Strona:Selma Lagerlöf - Jerozolima cz. I.djvu/276

Z Wikiźródeł, wolnej biblioteki
Ta strona została przepisana.

Rwała kwiaty po drodze i spoglądała na nie z czułością. „Gdybyśmy byli tak źli, jak oni mówią, byłoby dla Pana Boga rzeczą łatwą zniszczyć nas. Niechajby tylko kazał potrwać zimie i ziemię zostawił dłużej śniegiem pokrytą. Ale że Pan zesłał nam znowu ciepło i wiosnę, więc sądzę, że przecie jesteśmy godni życia“.
Gdy matka Stina przybyła na dwór Ingmarowski, zatrzymała się i obejrzała się trwożliwie. „Może lepiej będzie gdy się wrócę; nie mogę patrzyć na to, że ten stary dobry dom ma być tak rozkawałkowany“.
Ale w rzeczywistości była przecie zanadto ciekawa dowiedzieć się, co się stanie z dworem, ażeby mogła wrócić.
Skoro tylko ogłoszono, ze dwór ma być sprzedany, Ingmar próbował nabyć go.
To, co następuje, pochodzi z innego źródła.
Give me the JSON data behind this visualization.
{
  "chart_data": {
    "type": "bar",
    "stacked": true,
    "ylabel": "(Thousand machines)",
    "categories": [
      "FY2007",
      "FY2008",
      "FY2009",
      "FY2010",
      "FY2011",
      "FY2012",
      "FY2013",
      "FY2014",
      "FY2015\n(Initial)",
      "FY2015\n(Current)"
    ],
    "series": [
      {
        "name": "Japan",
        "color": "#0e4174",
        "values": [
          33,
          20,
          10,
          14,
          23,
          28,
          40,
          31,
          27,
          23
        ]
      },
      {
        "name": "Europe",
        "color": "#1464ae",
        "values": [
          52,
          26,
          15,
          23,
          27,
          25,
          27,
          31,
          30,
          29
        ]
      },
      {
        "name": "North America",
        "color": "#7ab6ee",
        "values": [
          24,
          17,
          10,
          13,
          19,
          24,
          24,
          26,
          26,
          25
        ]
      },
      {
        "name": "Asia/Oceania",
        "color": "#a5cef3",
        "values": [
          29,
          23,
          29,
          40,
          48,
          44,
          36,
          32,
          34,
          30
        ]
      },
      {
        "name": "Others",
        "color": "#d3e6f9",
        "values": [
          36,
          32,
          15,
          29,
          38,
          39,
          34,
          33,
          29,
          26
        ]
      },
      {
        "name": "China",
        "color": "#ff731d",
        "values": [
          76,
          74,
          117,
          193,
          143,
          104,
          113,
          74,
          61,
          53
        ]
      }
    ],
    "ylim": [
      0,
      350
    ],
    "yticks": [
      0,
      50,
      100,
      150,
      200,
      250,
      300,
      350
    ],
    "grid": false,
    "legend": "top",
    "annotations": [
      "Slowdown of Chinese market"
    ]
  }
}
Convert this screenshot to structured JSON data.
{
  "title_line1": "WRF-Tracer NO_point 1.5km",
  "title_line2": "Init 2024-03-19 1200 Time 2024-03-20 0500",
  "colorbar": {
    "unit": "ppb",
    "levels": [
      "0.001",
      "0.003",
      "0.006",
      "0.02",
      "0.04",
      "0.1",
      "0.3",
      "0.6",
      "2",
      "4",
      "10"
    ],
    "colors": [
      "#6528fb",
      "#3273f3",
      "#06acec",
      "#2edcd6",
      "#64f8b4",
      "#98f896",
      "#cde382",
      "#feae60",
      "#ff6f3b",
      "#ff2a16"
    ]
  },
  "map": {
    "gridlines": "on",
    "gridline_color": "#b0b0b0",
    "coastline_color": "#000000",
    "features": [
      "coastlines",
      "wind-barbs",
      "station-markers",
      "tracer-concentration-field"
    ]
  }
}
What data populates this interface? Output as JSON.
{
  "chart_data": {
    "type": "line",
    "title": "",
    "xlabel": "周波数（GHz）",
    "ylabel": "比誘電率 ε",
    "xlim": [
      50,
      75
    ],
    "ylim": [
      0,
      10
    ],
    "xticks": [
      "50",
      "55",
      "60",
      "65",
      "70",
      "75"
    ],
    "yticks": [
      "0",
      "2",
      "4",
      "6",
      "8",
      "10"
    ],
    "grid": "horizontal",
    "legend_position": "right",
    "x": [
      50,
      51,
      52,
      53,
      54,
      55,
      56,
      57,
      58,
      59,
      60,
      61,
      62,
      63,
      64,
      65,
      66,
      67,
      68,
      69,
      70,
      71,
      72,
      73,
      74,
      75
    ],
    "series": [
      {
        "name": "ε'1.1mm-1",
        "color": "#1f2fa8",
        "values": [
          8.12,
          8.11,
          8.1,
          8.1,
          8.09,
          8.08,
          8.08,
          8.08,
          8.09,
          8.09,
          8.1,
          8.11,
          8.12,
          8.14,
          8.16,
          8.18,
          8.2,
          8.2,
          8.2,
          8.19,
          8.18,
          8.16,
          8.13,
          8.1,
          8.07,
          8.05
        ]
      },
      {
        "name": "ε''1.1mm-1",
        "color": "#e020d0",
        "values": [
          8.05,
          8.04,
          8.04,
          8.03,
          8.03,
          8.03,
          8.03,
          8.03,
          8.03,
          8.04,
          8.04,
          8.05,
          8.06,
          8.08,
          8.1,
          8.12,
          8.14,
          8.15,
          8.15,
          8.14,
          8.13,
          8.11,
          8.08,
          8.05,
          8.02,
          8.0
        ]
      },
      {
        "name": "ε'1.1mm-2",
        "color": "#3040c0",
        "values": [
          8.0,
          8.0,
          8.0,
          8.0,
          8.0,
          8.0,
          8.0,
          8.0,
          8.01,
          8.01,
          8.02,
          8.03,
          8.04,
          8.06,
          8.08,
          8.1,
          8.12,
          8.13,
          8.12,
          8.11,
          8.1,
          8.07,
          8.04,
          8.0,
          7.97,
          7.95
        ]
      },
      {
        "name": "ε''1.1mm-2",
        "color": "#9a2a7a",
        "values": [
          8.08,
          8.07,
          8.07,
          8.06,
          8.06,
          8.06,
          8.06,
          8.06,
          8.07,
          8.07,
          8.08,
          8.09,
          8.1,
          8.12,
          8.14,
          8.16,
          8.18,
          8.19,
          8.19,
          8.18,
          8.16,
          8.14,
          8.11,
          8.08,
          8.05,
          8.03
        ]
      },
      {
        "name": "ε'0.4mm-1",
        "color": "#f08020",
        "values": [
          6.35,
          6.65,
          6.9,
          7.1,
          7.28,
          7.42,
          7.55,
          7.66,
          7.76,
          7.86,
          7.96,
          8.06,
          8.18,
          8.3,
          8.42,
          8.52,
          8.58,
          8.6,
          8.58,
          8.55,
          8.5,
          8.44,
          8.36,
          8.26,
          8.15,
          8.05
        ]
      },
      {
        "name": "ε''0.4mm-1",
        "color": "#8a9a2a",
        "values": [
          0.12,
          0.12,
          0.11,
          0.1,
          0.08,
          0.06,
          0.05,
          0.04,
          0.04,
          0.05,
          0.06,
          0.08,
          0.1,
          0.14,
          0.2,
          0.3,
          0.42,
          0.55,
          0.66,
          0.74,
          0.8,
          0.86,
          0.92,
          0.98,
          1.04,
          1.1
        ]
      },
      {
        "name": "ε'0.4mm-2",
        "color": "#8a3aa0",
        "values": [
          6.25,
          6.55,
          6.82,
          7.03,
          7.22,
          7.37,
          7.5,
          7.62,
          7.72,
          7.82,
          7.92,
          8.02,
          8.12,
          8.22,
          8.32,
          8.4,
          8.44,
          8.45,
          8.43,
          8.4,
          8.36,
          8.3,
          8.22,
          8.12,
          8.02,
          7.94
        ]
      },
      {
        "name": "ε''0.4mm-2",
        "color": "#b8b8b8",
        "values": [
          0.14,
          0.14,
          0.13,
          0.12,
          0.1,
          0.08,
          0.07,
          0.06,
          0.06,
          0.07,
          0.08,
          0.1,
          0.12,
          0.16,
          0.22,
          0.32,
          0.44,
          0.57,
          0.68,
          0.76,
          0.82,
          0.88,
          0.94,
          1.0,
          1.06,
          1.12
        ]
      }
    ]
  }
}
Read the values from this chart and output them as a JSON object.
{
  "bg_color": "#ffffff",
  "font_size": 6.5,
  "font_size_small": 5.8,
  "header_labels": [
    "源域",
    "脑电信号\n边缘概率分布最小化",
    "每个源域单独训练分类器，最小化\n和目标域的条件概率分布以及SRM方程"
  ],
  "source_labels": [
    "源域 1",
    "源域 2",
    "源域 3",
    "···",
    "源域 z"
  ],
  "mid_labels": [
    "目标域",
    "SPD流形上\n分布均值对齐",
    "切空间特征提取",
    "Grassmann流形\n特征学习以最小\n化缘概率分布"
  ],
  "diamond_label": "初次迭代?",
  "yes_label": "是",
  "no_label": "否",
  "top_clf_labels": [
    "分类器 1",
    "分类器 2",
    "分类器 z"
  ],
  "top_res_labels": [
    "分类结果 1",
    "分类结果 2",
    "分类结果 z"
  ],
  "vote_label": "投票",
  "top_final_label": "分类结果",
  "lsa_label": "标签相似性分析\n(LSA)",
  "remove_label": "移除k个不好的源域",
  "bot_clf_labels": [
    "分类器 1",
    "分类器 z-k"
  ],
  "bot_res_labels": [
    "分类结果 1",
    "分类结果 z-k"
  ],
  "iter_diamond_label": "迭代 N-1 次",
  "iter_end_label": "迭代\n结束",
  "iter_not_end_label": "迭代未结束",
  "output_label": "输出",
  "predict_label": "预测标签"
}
Ale posiadał on zaledwie 6000 koron, a Halfvorowi ofiarowało wielkie Tywarzystwo akcyjne, które było właścicielem tartaku w Bergsan dwadzieścia pięć tysięcy za dwór. Udało się wprawdzie Ingmarowi zebrać pieniądze, tak iż mógł ofiarować tę samę sumę, ale Towarzystwo akcyjne podniosło swą ofertę na trzydzieści tysięcy, a tak wielkiego długu Ingmar nie mógł przyjmować na siebie.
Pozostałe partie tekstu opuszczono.